The EULA shows that, once Windows 10 is installed on a PC or other device, Microsoft will automatically check the user’s system and download any system or app updates. There is no way to prevent or stop the updates.
While that has advantages for many users, critics say Windows 10’s forced automatic updates won’t simply cover security patches – they cover anything Microsoft wants to put on users’ PCs. This can range from new software and services to changes to core features and functionality.
In Australia, David Richards notes for Channel News that Win10 is “a massive upgrade that will chew up bandwidth and force upgrades on consumers whether or not they want them.”

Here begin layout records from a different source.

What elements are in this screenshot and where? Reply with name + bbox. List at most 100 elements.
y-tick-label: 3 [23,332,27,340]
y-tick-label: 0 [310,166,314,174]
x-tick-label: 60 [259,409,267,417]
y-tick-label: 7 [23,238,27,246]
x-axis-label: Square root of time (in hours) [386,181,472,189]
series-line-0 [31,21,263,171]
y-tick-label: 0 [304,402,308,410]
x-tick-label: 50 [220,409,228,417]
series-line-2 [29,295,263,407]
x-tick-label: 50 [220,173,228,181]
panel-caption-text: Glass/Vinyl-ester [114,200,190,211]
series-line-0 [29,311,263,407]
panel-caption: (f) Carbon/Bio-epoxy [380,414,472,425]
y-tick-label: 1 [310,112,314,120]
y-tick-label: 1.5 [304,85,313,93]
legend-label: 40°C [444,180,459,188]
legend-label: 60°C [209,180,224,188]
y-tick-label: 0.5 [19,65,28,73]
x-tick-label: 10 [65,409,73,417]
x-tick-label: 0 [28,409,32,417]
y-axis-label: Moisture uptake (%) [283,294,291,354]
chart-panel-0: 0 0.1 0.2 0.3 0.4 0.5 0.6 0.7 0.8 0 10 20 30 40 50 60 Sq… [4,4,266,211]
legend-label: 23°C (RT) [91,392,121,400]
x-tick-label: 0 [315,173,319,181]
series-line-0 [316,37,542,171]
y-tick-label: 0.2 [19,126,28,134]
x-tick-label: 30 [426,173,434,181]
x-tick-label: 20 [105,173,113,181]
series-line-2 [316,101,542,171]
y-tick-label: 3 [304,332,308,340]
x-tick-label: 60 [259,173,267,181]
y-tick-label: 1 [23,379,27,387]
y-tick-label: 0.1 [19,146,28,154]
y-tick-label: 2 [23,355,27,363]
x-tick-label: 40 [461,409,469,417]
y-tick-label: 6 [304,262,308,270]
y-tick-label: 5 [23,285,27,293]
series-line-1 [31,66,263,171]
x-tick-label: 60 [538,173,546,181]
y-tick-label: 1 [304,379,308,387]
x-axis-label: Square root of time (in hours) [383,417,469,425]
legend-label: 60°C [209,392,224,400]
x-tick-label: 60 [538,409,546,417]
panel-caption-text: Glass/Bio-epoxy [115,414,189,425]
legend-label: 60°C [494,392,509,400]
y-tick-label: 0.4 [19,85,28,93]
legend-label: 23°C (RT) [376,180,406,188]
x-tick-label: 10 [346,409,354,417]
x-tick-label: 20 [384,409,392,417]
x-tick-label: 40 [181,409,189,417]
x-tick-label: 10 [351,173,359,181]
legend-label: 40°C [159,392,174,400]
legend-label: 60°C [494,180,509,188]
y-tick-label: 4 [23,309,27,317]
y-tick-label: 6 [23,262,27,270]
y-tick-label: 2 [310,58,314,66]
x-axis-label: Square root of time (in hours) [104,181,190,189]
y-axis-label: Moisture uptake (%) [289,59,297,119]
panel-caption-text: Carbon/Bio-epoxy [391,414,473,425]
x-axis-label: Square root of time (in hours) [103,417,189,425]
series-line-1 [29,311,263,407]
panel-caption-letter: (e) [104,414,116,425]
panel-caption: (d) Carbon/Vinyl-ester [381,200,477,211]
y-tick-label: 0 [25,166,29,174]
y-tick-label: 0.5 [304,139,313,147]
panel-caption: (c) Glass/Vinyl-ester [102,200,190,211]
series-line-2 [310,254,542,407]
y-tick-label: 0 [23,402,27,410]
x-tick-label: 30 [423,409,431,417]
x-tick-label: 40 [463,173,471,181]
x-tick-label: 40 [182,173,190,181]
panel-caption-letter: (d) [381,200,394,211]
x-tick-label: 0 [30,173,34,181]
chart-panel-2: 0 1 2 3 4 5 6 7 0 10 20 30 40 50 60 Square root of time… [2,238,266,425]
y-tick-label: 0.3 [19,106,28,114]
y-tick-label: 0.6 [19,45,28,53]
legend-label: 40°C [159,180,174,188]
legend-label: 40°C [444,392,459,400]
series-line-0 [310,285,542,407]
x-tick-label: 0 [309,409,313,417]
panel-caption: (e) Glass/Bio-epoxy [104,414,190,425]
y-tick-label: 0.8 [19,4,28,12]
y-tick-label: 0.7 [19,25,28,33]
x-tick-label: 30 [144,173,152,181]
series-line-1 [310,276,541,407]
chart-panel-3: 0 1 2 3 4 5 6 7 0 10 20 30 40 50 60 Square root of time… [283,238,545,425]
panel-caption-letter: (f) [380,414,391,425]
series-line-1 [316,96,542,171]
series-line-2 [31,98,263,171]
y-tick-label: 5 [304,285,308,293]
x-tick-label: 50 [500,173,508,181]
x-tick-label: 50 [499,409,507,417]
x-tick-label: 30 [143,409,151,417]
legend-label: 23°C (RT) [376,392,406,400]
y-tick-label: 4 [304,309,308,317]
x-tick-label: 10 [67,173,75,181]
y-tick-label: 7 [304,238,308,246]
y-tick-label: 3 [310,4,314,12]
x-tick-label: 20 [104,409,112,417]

“The big US company which wants to become a cloud based services company, charging consumers billions every year for programs and services that sit on top of the new free Windows OS, is also going to know everything about you after you have been forced to give them details such as name and e-mail address.
“They will get your State and location from the ISP delivering broadband to your home by pinging the IP address that the new free upgrade is being delivered to .
“Windows 10 . will also suck up bandwidth, as it is downloaded to computers: the Windows Update system that will deliver big upgrades cannot be turned off.”
But he notes: “Professional and Enterprise versions of Windows 10 will be given more control over the installation of updates.”
In the USA, Microsoft has announced that some versions of Windows 10 will be available on USB flash drives. However the USB sticks won’t be available until the end of August.
Microsoft has yet to confirm how much the USB drives will cost, though it is taking pre-orders via Amazon.
Windows 10 will be a free update for existing Windows 7 and Windows 8.1 users. Users of earlier versions and new users will have to pay, and will be able to choose between a digital download, DVD or USB delivery.
But everyone will be subject to the automatic updates.